There are over a billion feature phones in use. For example, in Africa feature devices are so inexpensive that you could buy one at $7. Actually, they are quite popular and are the backbone of the mobile telephony. One of the world’s greatest mobile tech inventions; mobile money was a result of this strategic kind of  thinking because of the widely unbanked population. There are many products out there to mention but a few; Mxit, Africa’s biggest social network’s backbone is on the SMS platform, the OLPC(One Laptop Per Child) initiative started by a MIT professor Negro Ponte to enhance learning in developing countries through use of $100 laptops.

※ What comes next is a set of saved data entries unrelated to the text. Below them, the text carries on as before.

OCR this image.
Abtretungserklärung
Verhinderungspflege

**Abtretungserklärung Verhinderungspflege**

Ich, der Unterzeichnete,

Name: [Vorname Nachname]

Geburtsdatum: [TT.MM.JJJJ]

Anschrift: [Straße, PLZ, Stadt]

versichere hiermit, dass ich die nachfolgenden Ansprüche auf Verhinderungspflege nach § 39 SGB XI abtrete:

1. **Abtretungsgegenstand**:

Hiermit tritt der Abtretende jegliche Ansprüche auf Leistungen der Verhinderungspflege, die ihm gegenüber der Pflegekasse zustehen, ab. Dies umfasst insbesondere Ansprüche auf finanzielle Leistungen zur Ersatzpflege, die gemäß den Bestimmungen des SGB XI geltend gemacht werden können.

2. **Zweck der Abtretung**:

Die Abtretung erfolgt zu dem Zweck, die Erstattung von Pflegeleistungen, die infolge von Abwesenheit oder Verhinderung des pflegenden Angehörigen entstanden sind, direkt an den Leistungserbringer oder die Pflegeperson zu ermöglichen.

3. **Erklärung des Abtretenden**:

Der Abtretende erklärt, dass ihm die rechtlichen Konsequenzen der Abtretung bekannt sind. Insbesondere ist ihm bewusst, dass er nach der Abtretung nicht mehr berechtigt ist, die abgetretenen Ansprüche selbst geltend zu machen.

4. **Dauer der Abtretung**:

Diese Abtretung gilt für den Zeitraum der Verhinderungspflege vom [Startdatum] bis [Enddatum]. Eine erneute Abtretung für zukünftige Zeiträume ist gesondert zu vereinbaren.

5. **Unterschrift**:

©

Then, the brick and mortar kind of startups are making obscene stacks of cash too. Of course, the risks are high and repayment periods are quite longer than the tech companies. For example property management in real estate, service provision among many others.

I have a high disregard for those who think that creating an app is a sure way in creating a solution to a problem or even making money. The notion of app this and app that is killing creativity and innovation. I bemoan Africa’s engineering schools (spoiler alert: this will be my next article). Extremely sharp fellows have dived into the app frenzy save for the few donor funded projects. There is a story of how mobile money was actually developed by some undergrads in a Kenyan university whose worth they couldn’t envision. It was until Safaricom enjoyed blockbuster success that they realised their naiveté.

Whichever direction you take, do your research. Dissect majority of the market variables to the core. Apps are not the only solution(s) to your startup’s success, they are just another medium.